Event held to mark 50th anniversary of Kissinger visit
An event commemorating the 50th anniversary of Henry Kissinger's secret trip to China took place at Beijing's Diaoyutai State Guest House on Friday, the very place where the national security adviser to then United States president Richard Nixon spent many hours in conversations with then Premier Zhou Enlai.
That trip was followed by Nixon's historic visit to China the following year and the signing of the Shanghai Communique, the first communique between China and the US.
Addressing the event, Vice-President Wang Qishan said that despite ups and downs over the past five decades, Sino-US relations have kept moving forward, bringing enormous benefits to the two peoples and contributing to world peace, prosperity and stability.
China's development is an opportunity for the world, and Beijing and Washington should be partners for common development, Wang said.
He urged the two countries to seek common ground while shelving differences, respect each other's sovereignty, security and development interests, and properly handle differences through consultation to resolve any concerns in a balanced way.

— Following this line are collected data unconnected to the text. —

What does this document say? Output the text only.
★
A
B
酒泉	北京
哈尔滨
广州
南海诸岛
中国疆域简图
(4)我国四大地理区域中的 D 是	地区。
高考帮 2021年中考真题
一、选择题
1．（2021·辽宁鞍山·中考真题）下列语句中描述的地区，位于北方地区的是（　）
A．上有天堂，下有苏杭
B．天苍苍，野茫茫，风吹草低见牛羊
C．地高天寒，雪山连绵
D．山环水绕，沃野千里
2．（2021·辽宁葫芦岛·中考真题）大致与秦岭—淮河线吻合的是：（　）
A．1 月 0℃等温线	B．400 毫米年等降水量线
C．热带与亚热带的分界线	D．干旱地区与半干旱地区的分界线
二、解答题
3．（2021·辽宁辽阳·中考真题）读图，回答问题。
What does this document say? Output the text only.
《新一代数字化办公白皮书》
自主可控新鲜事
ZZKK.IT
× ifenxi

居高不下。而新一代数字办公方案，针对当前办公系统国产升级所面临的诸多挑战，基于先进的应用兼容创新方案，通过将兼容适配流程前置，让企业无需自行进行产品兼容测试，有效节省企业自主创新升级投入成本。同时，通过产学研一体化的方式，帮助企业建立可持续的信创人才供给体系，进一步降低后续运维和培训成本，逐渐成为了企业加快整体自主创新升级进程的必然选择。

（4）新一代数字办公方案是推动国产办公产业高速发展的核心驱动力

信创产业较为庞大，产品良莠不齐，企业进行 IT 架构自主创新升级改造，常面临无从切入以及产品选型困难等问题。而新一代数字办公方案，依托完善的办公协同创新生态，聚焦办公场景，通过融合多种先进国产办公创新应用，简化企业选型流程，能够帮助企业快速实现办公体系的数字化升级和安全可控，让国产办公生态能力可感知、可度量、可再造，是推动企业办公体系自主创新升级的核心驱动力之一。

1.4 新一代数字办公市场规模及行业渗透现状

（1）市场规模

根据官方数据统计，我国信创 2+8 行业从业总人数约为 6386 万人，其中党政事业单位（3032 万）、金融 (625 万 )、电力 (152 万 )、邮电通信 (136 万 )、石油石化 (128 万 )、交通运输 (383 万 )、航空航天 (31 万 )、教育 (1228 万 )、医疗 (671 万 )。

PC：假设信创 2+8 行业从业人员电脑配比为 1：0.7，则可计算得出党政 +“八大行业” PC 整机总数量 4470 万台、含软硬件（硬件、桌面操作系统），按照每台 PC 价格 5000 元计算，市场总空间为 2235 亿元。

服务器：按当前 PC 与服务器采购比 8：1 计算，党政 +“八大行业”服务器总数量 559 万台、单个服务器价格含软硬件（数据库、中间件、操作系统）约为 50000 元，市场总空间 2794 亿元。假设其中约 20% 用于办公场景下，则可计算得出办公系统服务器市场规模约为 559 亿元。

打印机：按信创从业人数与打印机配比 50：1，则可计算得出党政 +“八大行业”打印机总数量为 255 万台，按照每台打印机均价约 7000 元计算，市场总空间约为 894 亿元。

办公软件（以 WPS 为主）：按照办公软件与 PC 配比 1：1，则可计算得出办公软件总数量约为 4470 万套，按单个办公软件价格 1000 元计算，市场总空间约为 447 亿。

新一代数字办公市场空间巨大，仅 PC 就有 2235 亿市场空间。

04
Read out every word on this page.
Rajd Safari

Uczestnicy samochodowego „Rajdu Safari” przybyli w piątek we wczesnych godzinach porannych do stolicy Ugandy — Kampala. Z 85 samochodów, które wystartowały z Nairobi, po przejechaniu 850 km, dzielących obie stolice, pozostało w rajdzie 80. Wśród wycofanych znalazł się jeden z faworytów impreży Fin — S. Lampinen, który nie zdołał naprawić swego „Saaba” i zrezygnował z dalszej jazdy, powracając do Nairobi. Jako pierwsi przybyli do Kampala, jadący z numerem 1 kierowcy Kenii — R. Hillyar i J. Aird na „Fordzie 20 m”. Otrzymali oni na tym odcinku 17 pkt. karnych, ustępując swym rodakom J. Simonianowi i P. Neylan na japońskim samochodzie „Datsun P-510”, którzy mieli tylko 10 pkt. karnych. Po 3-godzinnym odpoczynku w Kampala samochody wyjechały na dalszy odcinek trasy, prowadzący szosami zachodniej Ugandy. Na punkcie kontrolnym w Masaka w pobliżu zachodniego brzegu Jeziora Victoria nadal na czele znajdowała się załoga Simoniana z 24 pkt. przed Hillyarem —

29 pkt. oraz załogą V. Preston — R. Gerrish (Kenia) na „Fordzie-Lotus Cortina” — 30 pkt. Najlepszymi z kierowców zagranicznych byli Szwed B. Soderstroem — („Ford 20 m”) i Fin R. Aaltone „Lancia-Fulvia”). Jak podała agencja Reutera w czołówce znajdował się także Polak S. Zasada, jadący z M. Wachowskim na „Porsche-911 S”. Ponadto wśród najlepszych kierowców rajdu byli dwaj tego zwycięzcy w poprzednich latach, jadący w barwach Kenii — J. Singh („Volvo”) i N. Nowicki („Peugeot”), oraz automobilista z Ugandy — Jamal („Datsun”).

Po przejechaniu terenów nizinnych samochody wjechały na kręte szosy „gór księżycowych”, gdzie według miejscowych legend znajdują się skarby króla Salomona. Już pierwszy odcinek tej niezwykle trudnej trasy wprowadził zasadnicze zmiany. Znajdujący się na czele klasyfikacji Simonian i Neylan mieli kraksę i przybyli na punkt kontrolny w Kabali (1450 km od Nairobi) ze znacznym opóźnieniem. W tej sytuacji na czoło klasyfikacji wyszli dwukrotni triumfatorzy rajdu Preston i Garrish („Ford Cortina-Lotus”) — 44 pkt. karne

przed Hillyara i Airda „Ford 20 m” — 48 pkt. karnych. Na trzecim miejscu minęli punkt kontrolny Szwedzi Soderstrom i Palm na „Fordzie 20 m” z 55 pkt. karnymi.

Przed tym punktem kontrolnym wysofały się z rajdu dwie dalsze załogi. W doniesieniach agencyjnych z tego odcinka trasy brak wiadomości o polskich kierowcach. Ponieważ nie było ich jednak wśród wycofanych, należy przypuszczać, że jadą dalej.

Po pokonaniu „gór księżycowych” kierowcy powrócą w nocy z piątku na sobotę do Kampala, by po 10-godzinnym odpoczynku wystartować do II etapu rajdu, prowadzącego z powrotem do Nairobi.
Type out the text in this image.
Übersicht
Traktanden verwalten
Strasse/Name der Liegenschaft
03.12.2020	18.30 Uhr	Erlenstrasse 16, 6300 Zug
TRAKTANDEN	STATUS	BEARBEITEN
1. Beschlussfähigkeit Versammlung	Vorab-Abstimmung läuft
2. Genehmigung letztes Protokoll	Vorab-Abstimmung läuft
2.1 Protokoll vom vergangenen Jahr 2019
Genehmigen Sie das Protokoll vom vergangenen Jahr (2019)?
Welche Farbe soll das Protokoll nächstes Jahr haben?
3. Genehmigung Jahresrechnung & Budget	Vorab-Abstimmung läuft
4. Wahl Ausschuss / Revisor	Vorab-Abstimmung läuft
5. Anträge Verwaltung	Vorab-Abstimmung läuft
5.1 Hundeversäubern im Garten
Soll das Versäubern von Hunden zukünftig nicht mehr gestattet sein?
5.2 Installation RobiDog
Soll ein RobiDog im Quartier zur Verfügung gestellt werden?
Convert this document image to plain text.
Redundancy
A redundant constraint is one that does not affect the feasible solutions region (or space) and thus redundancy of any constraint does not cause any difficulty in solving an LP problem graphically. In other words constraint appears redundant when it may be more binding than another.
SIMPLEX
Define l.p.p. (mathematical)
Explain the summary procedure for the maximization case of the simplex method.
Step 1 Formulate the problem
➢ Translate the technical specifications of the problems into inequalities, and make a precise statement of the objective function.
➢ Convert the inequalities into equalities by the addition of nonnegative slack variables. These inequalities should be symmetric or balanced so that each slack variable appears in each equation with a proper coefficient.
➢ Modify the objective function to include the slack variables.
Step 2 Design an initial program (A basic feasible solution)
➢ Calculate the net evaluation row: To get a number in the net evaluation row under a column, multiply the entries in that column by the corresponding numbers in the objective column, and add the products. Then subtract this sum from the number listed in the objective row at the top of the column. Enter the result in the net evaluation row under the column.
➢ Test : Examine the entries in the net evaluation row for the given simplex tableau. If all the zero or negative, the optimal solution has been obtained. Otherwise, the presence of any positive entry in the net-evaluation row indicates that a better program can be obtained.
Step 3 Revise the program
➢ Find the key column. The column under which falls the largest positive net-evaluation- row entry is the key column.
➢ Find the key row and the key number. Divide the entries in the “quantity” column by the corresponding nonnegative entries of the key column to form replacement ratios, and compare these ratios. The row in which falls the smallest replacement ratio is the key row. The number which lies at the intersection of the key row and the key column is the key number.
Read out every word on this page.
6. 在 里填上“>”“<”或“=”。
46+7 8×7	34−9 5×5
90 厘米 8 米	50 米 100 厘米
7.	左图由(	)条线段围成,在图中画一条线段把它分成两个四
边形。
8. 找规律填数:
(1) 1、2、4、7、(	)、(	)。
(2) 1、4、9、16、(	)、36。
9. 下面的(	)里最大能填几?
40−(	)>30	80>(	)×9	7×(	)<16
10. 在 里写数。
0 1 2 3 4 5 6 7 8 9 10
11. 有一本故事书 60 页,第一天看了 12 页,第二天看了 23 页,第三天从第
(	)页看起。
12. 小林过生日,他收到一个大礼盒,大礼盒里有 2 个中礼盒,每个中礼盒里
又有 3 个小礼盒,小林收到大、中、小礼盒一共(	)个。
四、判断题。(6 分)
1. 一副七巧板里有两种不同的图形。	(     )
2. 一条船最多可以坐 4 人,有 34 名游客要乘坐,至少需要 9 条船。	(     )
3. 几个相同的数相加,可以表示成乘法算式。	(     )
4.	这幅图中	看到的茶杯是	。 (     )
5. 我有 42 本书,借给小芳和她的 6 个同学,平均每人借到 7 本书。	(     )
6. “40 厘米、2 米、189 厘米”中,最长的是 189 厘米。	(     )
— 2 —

He also urged the two sides to expand their common interests and continue to strengthen people-to-people exchanges.
It is the US itself, and not China, that poses the biggest challenge for Washington, Wang said, adding that the US strategy toward China should avoid a vicious circle of misguidance and miscalculation.
As long as China and the US uphold the vision of a shared future for mankind, the two countries will not face fundamentally antagonistic or irreconcilable contradictions, and will be able to find a path of peaceful coexistence and win-win cooperation, he said.
Speaking both live and in recorded video in the US, Kissinger said the premise that led to his secret visit to China is still valid, even more so today than 50 years ago, and that the two countries should ramp up cooperation and avoid conflicts.